Living In The Danger Zone: MRA Cites Rising Interest In Wildfire Protection Building And Remodeling Practices

PORTLAND, Ore.—After a disastrous fire season, the Metal Roofing Alliance (MRA) is reporting greater interest from homeowners in how to prepare and make their homes “ignition resistant,” especially in western regions.

Even homeowners who never thought they would be impacted by wildfire danger are recognizing that climate change is making blazes not only likely, but inevitable. From California to Colorado, British Columbia to Idaho, terrible fire devastation this summer has been a wake-up call for homeowners who are now in search of ways to make their homes more defensible. That includes increasing interest in non-combustible, less flammable materials, such as metal roofs and siding, concrete and heat-resistant glass.

“Because roofs are most vulnerable to flying embers, we often hear from owners who credit their metal roof for helping their home survive a nearby wildfire,” said Renee Ramey, MRA executive director. “The lesson is, it’s essential to pay close attention to the materials you choose for your home in fire danger areas.”

Working to make a home more defensible against fire threats also is a priority from an insurance consideration. As insurers become much more aware of the risks, rates are rising for homeowners in wildfire prone areas. Taking steps to help reduce that risk is crucial to secure coverage and studies show money spent on fire prevention can return far more value than it costs.
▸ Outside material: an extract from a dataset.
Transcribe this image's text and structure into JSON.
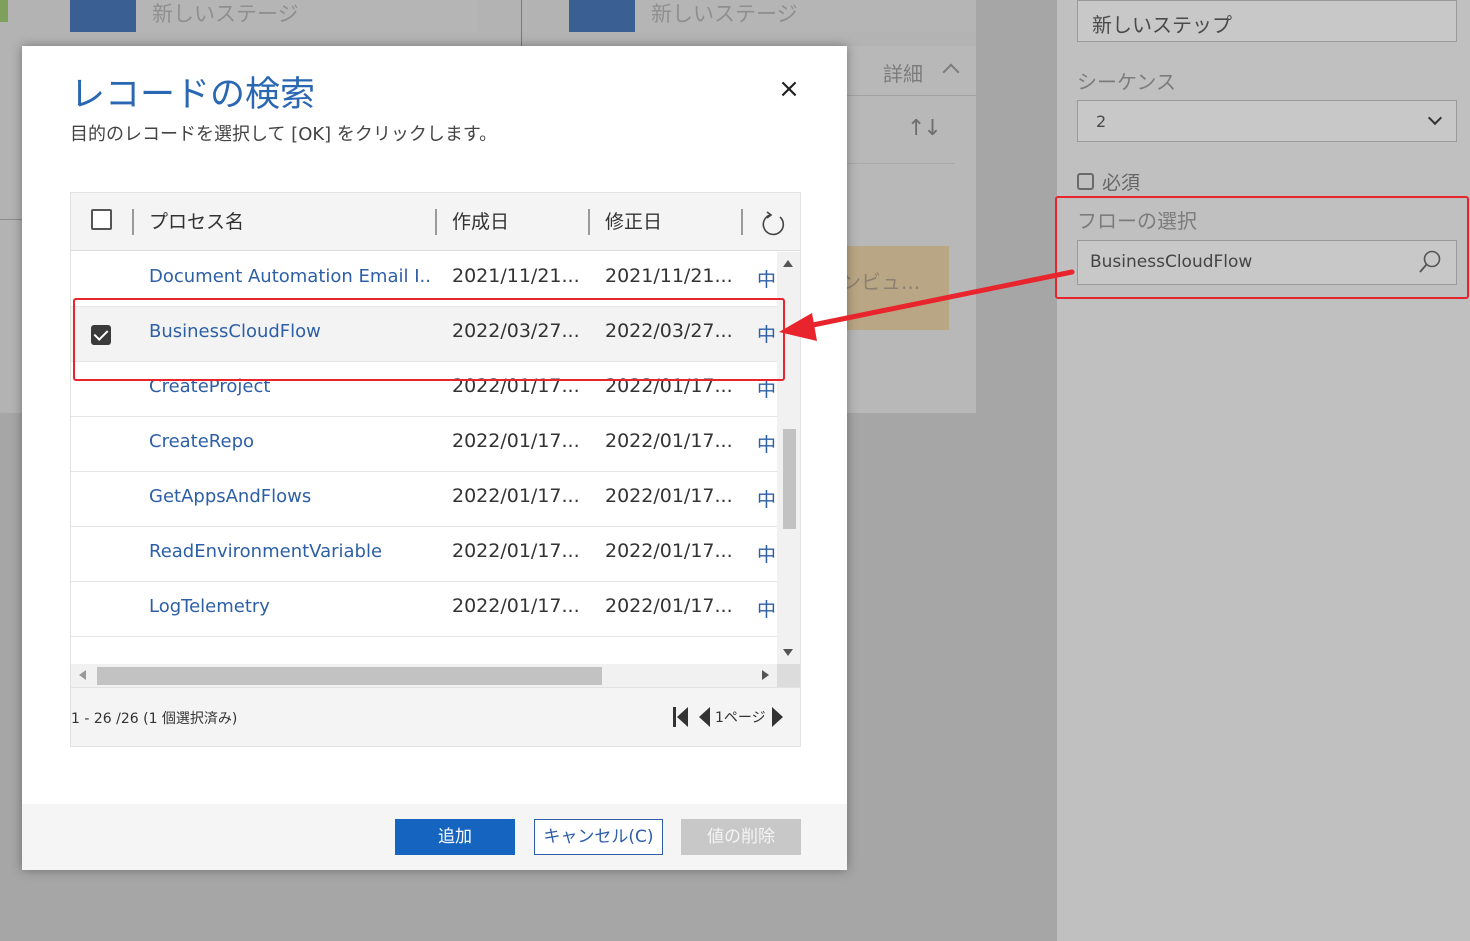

Unfortunately, research from the MRA indicates that hot spot regions such as the Pacific Northwest have been historically slower to adopt fire-resistant materials such as metal roofs. For years, wood has dominated the region, used for everything from shake roofs and siding, to decks and fencing. Compounding the problem is the fact that some local homeowners’ associations (HOAs) are unwittingly preventing the use of fire-resistant materials by enforcing outdated style restrictions.
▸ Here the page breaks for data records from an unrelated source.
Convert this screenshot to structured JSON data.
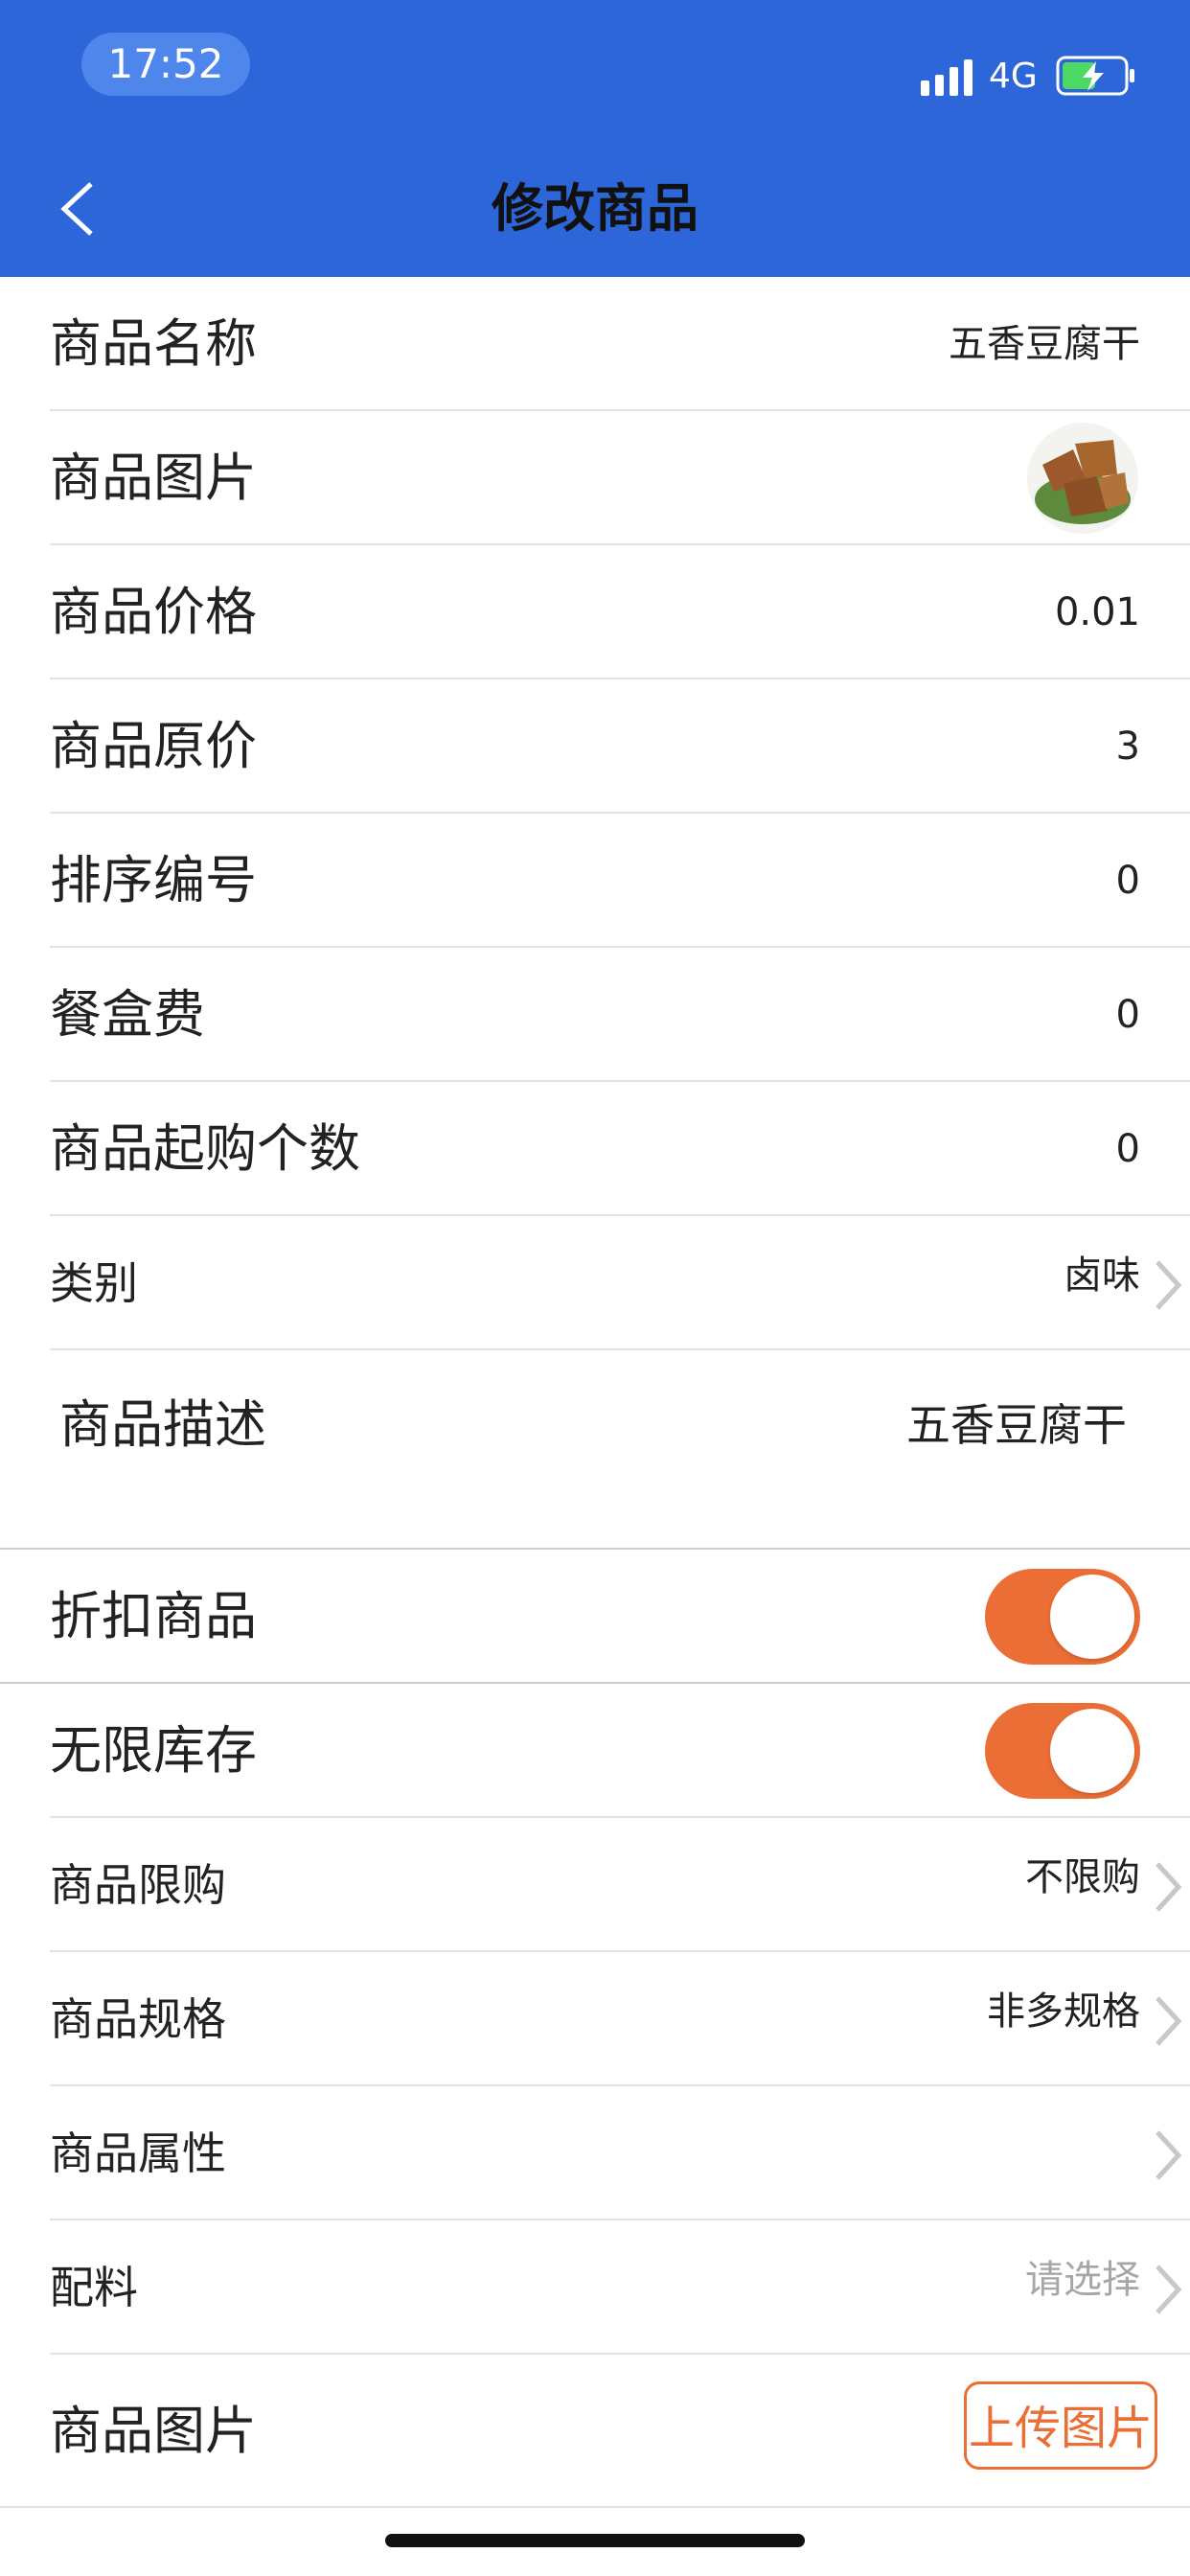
{
  "status_bar": {
    "time": "17:52",
    "network": "4G"
  },
  "header": {
    "title": "修改商品"
  },
  "rows": {
    "name": {
      "label": "商品名称",
      "value": "五香豆腐干"
    },
    "image": {
      "label": "商品图片"
    },
    "price": {
      "label": "商品价格",
      "value": "0.01"
    },
    "original_price": {
      "label": "商品原价",
      "value": "3"
    },
    "sort_no": {
      "label": "排序编号",
      "value": "0"
    },
    "box_fee": {
      "label": "餐盒费",
      "value": "0"
    },
    "min_qty": {
      "label": "商品起购个数",
      "value": "0"
    },
    "category": {
      "label": "类别",
      "value": "卤味"
    },
    "description": {
      "label": "商品描述",
      "value": "五香豆腐干"
    },
    "discount": {
      "label": "折扣商品",
      "on": true
    },
    "unlimited_stock": {
      "label": "无限库存",
      "on": true
    },
    "purchase_limit": {
      "label": "商品限购",
      "value": "不限购"
    },
    "spec": {
      "label": "商品规格",
      "value": "非多规格"
    },
    "attributes": {
      "label": "商品属性",
      "value": ""
    },
    "ingredients": {
      "label": "配料",
      "placeholder": "请选择"
    },
    "images_upload": {
      "label": "商品图片",
      "button": "上传图片"
    }
  },
  "colors": {
    "header": "#2c66d8",
    "accent": "#ea6e35",
    "divider": "#e3e3e3"
  }
}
“The look of wood is particularly popular in the west, but it’s simply not the best choice for areas vulnerable to fire,” said Ramey. “There are plenty of materials like metal roofs that can closely mimic the style of wood but do a much better job when it comes resisting fire.”

For homeowners looking to rebuild or make their home more wildfire resistant in preparation for the next fire season, experts offer these tips and resources:

1) Use non-combustible, heat resistant materials, especially on the roof.

Steel-intensive buildings are less likely to sustain or promote devastating fire-related damage. Metal roofs have a Class A fire rating, considered the best for fire resistance. Even so, always keep gutters clean and free from debris, and cut vegetation overgrowth away from roofs. For siding, consider metal, fiber cement, brick or stone. For windows, materials such as tempered glass are designed to withstand temperatures up to 450 degrees.

2) Mind the gaps.

Be mindful of where vents are located and how roof overhangs are designed to prevent embers from being able to penetrate or become trapped. Any open vent should be covered with a fine mesh screen, preventing large embers from entering. Seal your home to prevent gaps and you’ll also reap energy efficiency savings throughout the year as a bonus.

3) Create safety barriers and fire-resistant landscape practices.

Cement or stone patios are a good choice, in addition to creating fire break areas. Consider fire resistant plant and trees that may be less flammable and suitable for your areas. Install and maintain a sprinkler system.

4) Have your safety plan in place.

Take steps to make sure your family is prepared in the event of an emergency. Document your valuables, prepare a disaster readiness kit, have an emergency plan in place and know your escape route in the event of an emergency. Indoors, make sure your smoke alarms are in good working order and fire extinguishers are readily available.